The hospital was as most hospitals are or I was guessing. This was only my second time in one. But they were similar. Busy, sharp with the smell of alcohol, and staff who positively wouldn’t consider letting nonfamily members stay with a patient . . . unless you were the patient’s power of attorney—that would be me. Eden House demon slayers weren’t the only ones with a library of fake IDs to hand out. When it came to kicking Zeke out . . . there was absolutely no admittance, and then there were the absolute exceptions. The doctor and the nurses each had a quick look at Zeke and that was the end of that. No calling security. No urging him out. Zeke, at the moment, was why people in the Bible feared to look upon angels.
They were scary sons of bitches, some of them. It hadn’t been a demon or Lucifer who’d killed the firstborn of Egypt. It had been an angel. The staff in the ER saw, unknowingly, in Zeke what people had cast their eyes away from in ancient times—the inexplicable or a reckoning. Trying to toss Zeke back out to the waiting room was a reckoning waiting to happen. Wisely, no one took him up on it.
The police had come and gone and I’d given them a story about being kidnapped by two men with guns—we sacrificed my favorite shotgun and Zeke’s Ruger for verisimilitude—very pasty white men who beat up our friend, robbed us, and then left us—not to die, but probably because they were late for the latest World of Warcraft campaign or a slot machine appointment with their grandma. They were, after all, incredibly, unbelievably practically glow-in-the-dark white . . . with socks . . . and sandals.

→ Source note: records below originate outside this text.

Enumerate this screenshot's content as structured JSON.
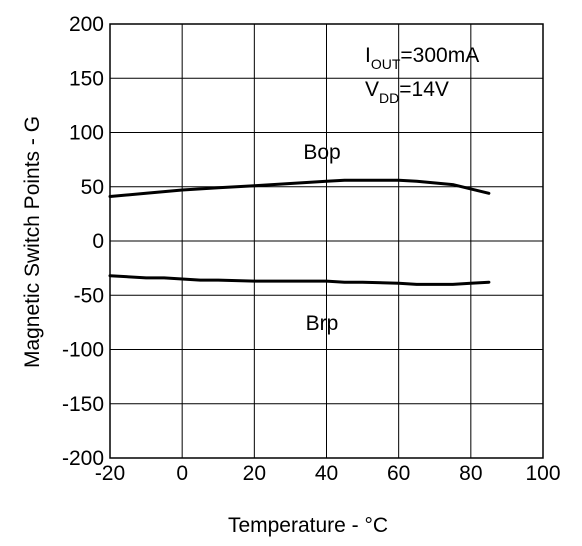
{
  "chart_data": {
    "type": "line",
    "xlabel": "Temperature - °C",
    "ylabel": "Magnetic Switch Points - G",
    "xlim": [
      -20,
      100
    ],
    "ylim": [
      -200,
      200
    ],
    "xticks": [
      -20,
      0,
      20,
      40,
      60,
      80,
      100
    ],
    "yticks": [
      -200,
      -150,
      -100,
      -50,
      0,
      50,
      100,
      150,
      200
    ],
    "xtick_labels": [
      "-20",
      "0",
      "20",
      "40",
      "60",
      "80",
      "100"
    ],
    "ytick_labels": [
      "-200",
      "-150",
      "-100",
      "-50",
      "0",
      "50",
      "100",
      "150",
      "200"
    ],
    "grid": true,
    "conditions": {
      "line1": {
        "base": "I",
        "sub": "OUT",
        "rest": "=300mA"
      },
      "line2": {
        "base": "V",
        "sub": "DD",
        "rest": "=14V"
      }
    },
    "series": [
      {
        "name": "Bop",
        "x": [
          -20,
          -10,
          0,
          10,
          20,
          30,
          40,
          45,
          50,
          60,
          65,
          75,
          80,
          85
        ],
        "values": [
          41,
          44,
          47,
          49,
          51,
          53,
          55,
          56,
          56,
          56,
          55,
          52,
          48,
          44
        ]
      },
      {
        "name": "Brp",
        "x": [
          -20,
          -10,
          -5,
          0,
          5,
          10,
          20,
          30,
          40,
          45,
          50,
          60,
          65,
          75,
          80,
          85
        ],
        "values": [
          -32,
          -34,
          -34,
          -35,
          -36,
          -36,
          -37,
          -37,
          -37,
          -38,
          -38,
          -39,
          -40,
          -40,
          -39,
          -38
        ]
      }
    ]
  }
}
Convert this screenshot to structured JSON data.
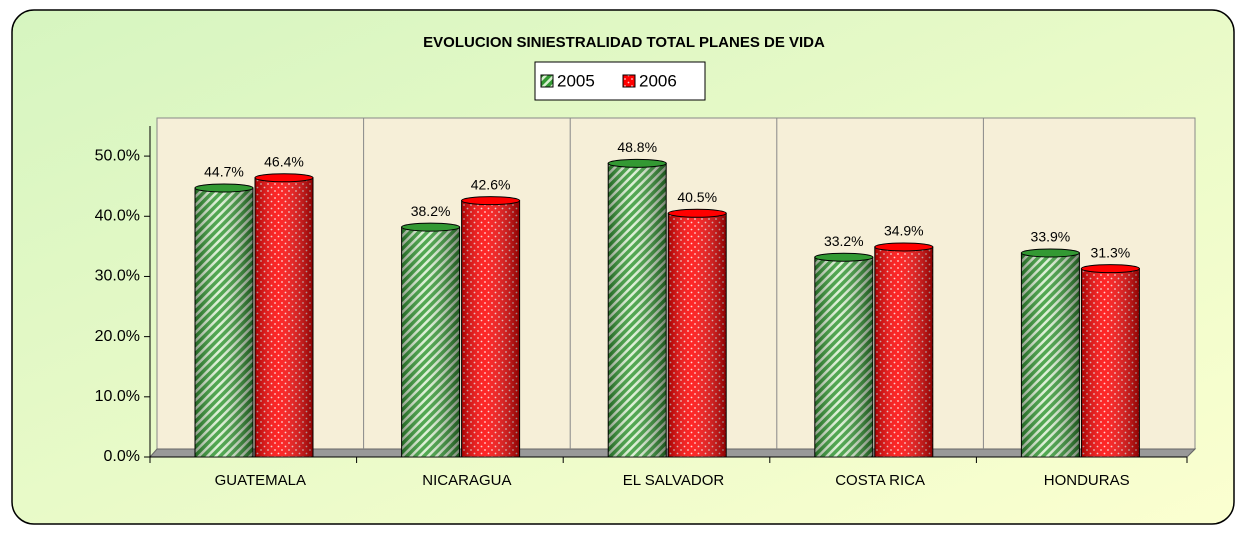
{
  "chart_data": {
    "type": "bar",
    "title": "EVOLUCION SINIESTRALIDAD TOTAL PLANES DE VIDA",
    "categories": [
      "GUATEMALA",
      "NICARAGUA",
      "EL SALVADOR",
      "COSTA RICA",
      "HONDURAS"
    ],
    "series": [
      {
        "name": "2005",
        "color": "#339933",
        "values": [
          44.7,
          38.2,
          48.8,
          33.2,
          33.9
        ],
        "value_labels": [
          "44.7%",
          "38.2%",
          "48.8%",
          "33.2%",
          "33.9%"
        ]
      },
      {
        "name": "2006",
        "color": "#ff0000",
        "values": [
          46.4,
          42.6,
          40.5,
          34.9,
          31.3
        ],
        "value_labels": [
          "46.4%",
          "42.6%",
          "40.5%",
          "34.9%",
          "31.3%"
        ]
      }
    ],
    "ylim": [
      0,
      55
    ],
    "yticks": [
      {
        "value": 0,
        "label": "0.0%"
      },
      {
        "value": 10,
        "label": "10.0%"
      },
      {
        "value": 20,
        "label": "20.0%"
      },
      {
        "value": 30,
        "label": "30.0%"
      },
      {
        "value": 40,
        "label": "40.0%"
      },
      {
        "value": 50,
        "label": "50.0%"
      }
    ],
    "legend": "top",
    "grid": false
  }
}
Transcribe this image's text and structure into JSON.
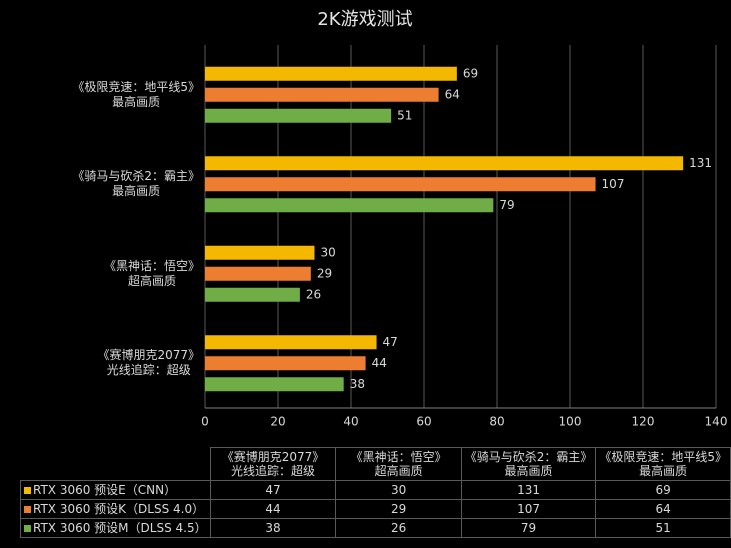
{
  "chart_data": {
    "type": "bar",
    "orientation": "horizontal",
    "title": "2K游戏测试",
    "categories": [
      "《赛博朋克2077》\n光线追踪：超级",
      "《黑神话：悟空》\n超高画质",
      "《骑马与砍杀2：霸主》\n最高画质",
      "《极限竞速：地平线5》\n最高画质"
    ],
    "series": [
      {
        "name": "RTX 3060 预设E（CNN）",
        "color": "#f5b800",
        "values": [
          47,
          30,
          131,
          69
        ]
      },
      {
        "name": "RTX 3060 预设K（DLSS 4.0）",
        "color": "#ed7d31",
        "values": [
          44,
          29,
          107,
          64
        ]
      },
      {
        "name": "RTX 3060 预设M（DLSS 4.5）",
        "color": "#70ad47",
        "values": [
          38,
          26,
          79,
          51
        ]
      }
    ],
    "xlim": [
      0,
      140
    ],
    "xticks": [
      0,
      20,
      40,
      60,
      80,
      100,
      120,
      140
    ],
    "grid": true,
    "data_table": true
  }
}
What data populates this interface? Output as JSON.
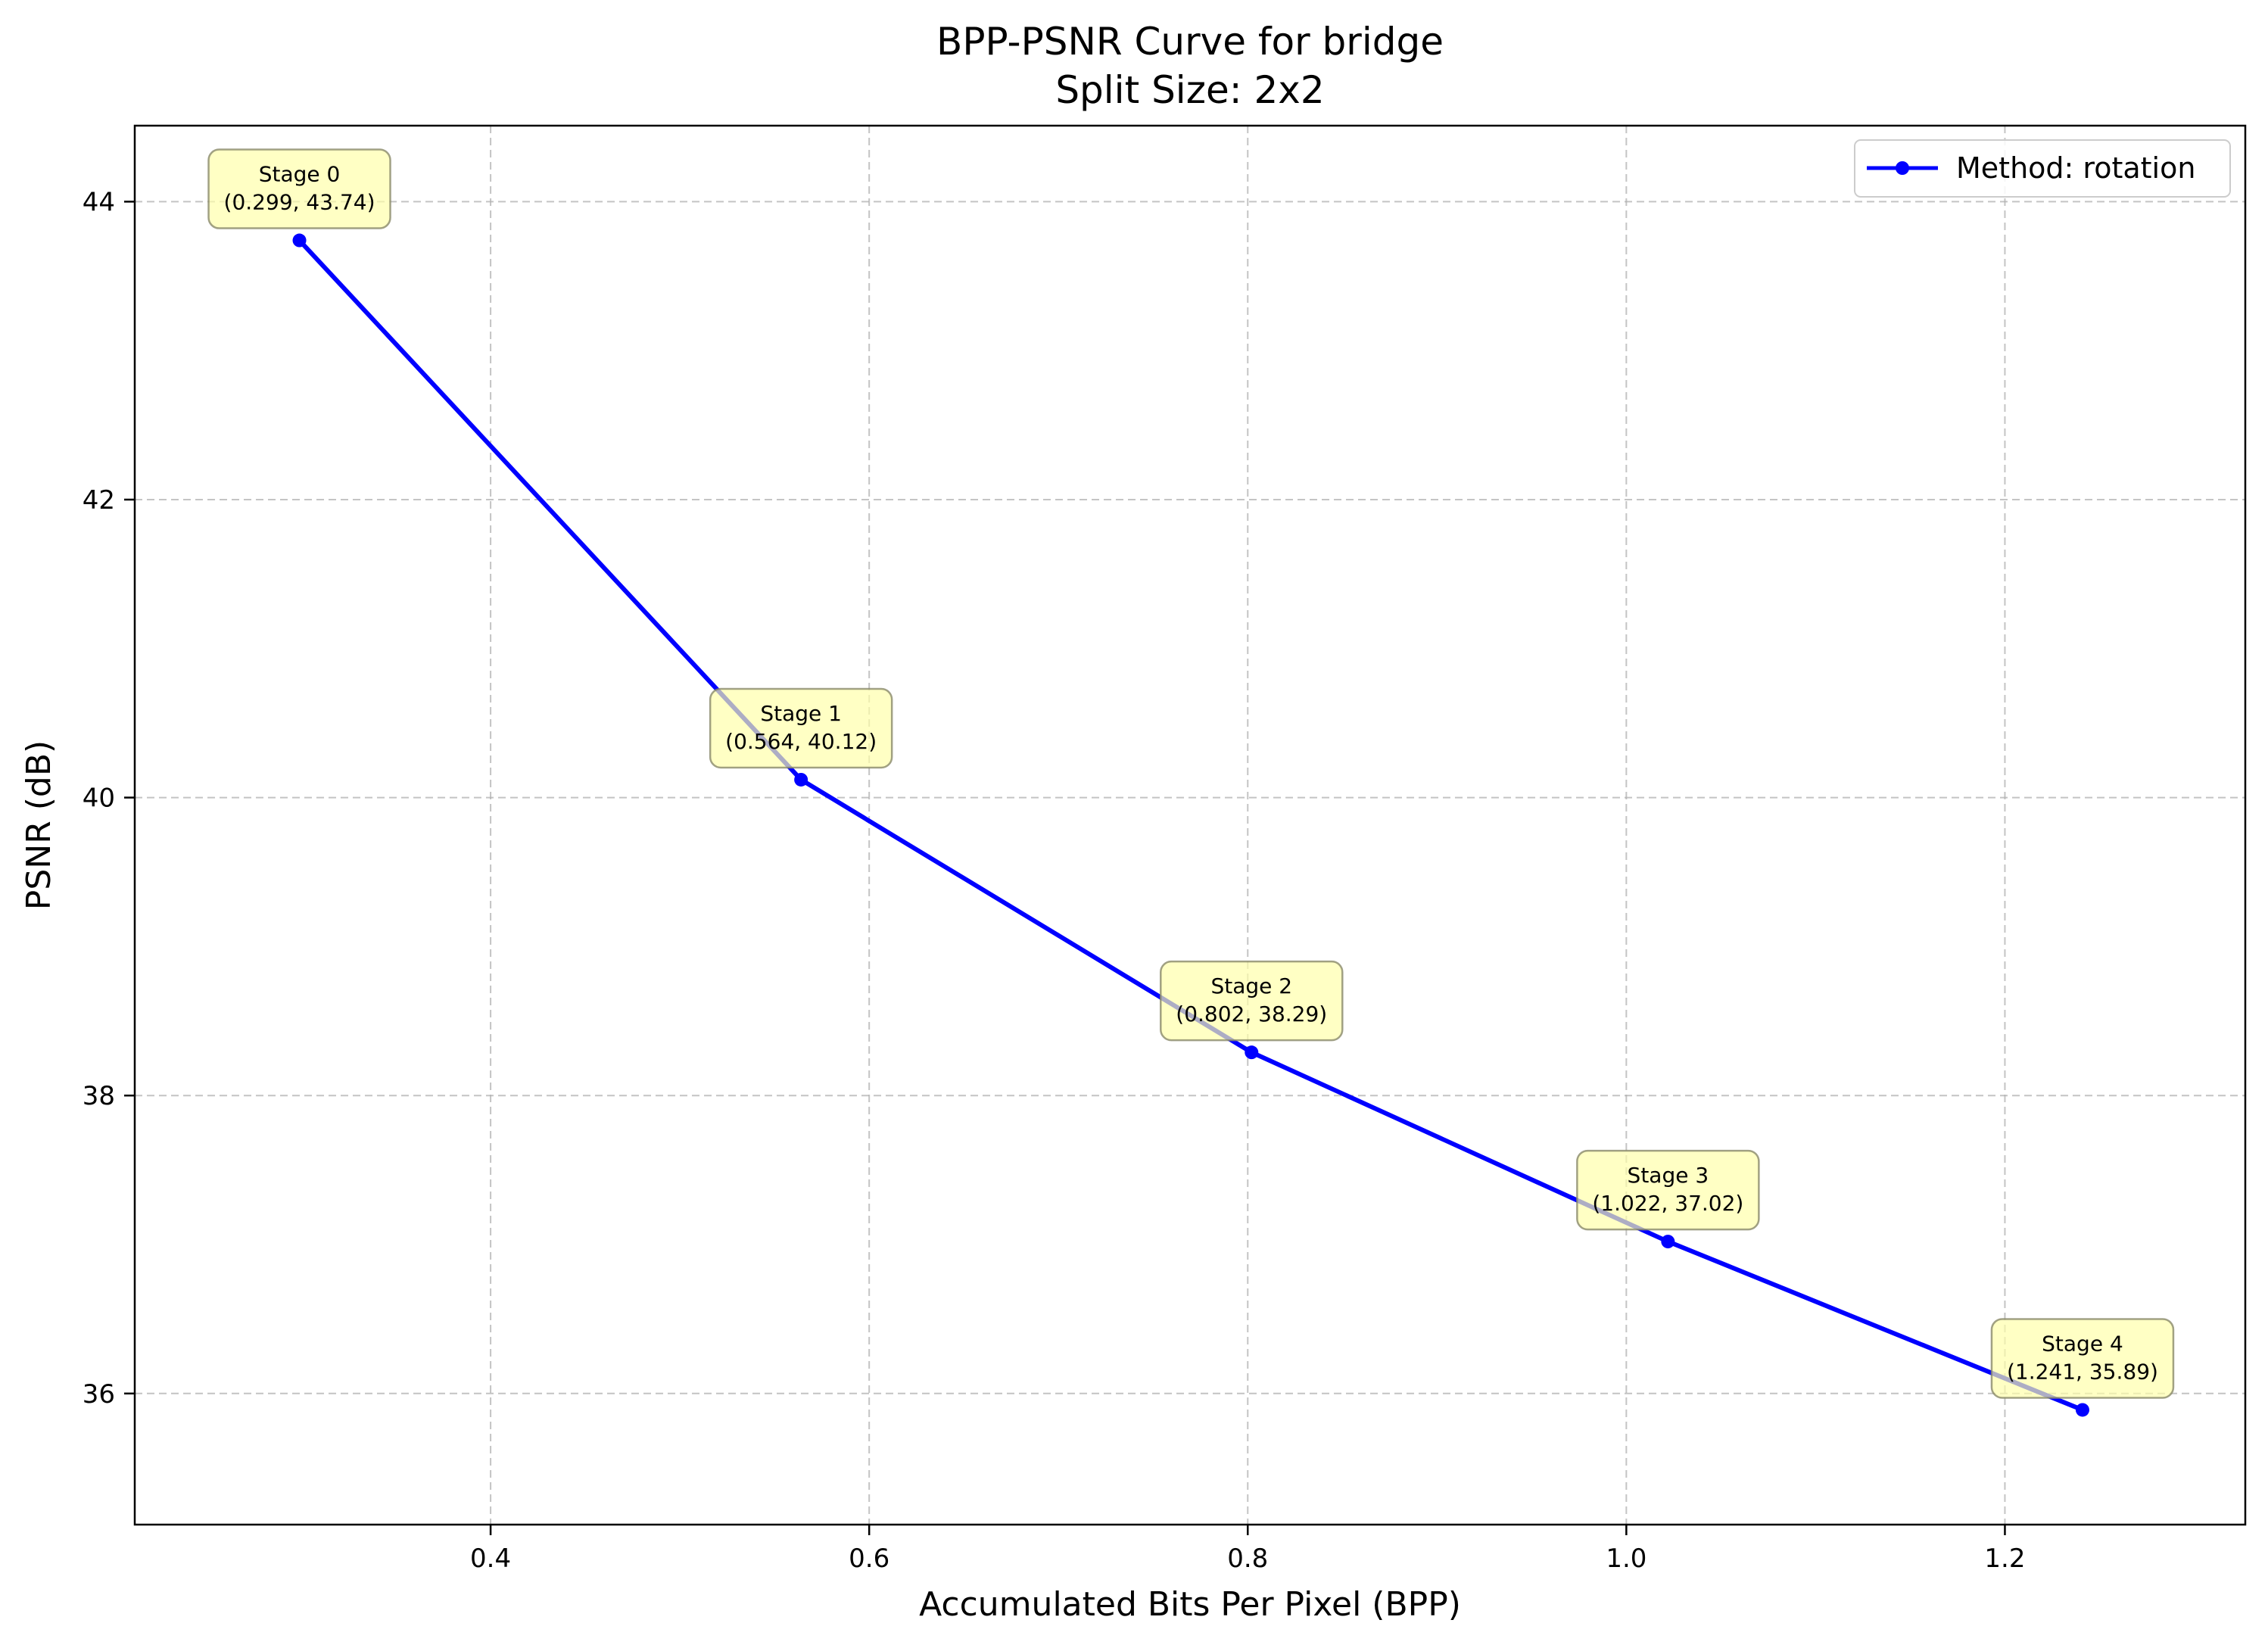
{
  "chart_data": {
    "type": "line",
    "title": "BPP-PSNR Curve for bridge",
    "subtitle": "Split Size: 2x2",
    "xlabel": "Accumulated Bits Per Pixel (BPP)",
    "ylabel": "PSNR (dB)",
    "xlim": [
      0.212,
      1.327
    ],
    "ylim": [
      35.12,
      44.51
    ],
    "xticks": [
      0.4,
      0.6,
      0.8,
      1.0,
      1.2
    ],
    "xtick_labels": [
      "0.4",
      "0.6",
      "0.8",
      "1.0",
      "1.2"
    ],
    "yticks": [
      36,
      38,
      40,
      42,
      44
    ],
    "ytick_labels": [
      "36",
      "38",
      "40",
      "42",
      "44"
    ],
    "grid": true,
    "legend_position": "top-right",
    "series": [
      {
        "name": "Method: rotation",
        "color": "#0000ff",
        "x": [
          0.299,
          0.564,
          0.802,
          1.022,
          1.241
        ],
        "y": [
          43.74,
          40.12,
          38.29,
          37.02,
          35.89
        ]
      }
    ],
    "annotations": [
      {
        "line1": "Stage 0",
        "line2": "(0.299, 43.74)",
        "x": 0.299,
        "y": 43.74
      },
      {
        "line1": "Stage 1",
        "line2": "(0.564, 40.12)",
        "x": 0.564,
        "y": 40.12
      },
      {
        "line1": "Stage 2",
        "line2": "(0.802, 38.29)",
        "x": 0.802,
        "y": 38.29
      },
      {
        "line1": "Stage 3",
        "line2": "(1.022, 37.02)",
        "x": 1.022,
        "y": 37.02
      },
      {
        "line1": "Stage 4",
        "line2": "(1.241, 35.89)",
        "x": 1.241,
        "y": 35.89
      }
    ],
    "annotation_box_color": "#ffffa8"
  }
}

About time that slice of the population had the blame dumped on them for some fake crime. I was happy to even the score a bit, although good luck narrowing down “two pasty white men” in Vegas where the tourists primarily came in two colors—alabaster and fake-tan orange.
Zeke went with Griffin for the CAT scan and I waited, pacing—no hard plastic chair for me, no standing still when my boys might need me. I called Leo and filled him in. “Goddamn kid.” He sighed at Griffin’s one-man quest to make up for a past that wasn’t his anymore. I’d reminded him Griffin might be older than Leo was; you couldn’t be sure. Correction, I couldn’t be sure. Leo could. “Older than you, little girl, maybe, but he’s not older than I am.”
“Because you’re forever, ‘Grandpa,’” I mocked, an argument we’d long thrown back and forth between each other.
“Damn close.” He sounded smug. He sounded less so when I told him Hell had set the Roses free. “That’s nice for the Roses, escaping torture and being a demon’s supper, but it doesn’t help us with the Cronus situation or the Eligos situation when he finds out what you’ve done. You managed to kick Hell’s ass and fuck up intentionally all in one. That is quite a trick.”
“But it’s a good one, isn’t it?” I asked, an excitement no trickster could deny sparking through me . . . distant fireworks on a passing Fourth of July. What I’d done was more than good. It was, for one, nearly impossible to pull off. Second, it saved thousands of souls from horror, then nonexistence. Third, and best of all, it screwed Hell itself. You couldn’t ask for a better hat trick than that.
“Yes,” Leo admitted with a mixture of reluctance and an echo of the same excitement in his voice. “You are now legend with this one.” As if I weren’t legendary before this, ass, I thought, somewhat disgruntled. “I’ll be at the hospital as soon as I can. The tourist doesn’t want to go down. Hard digging out this way. I picked a bad spot. But I’ll be there in at least two hours. Griffin will live, won’t he?” He didn’t sound worried, but he was. Griffin and Zeke had been his strays as well as mine when they’d shown up at the bar as teenagers on the run.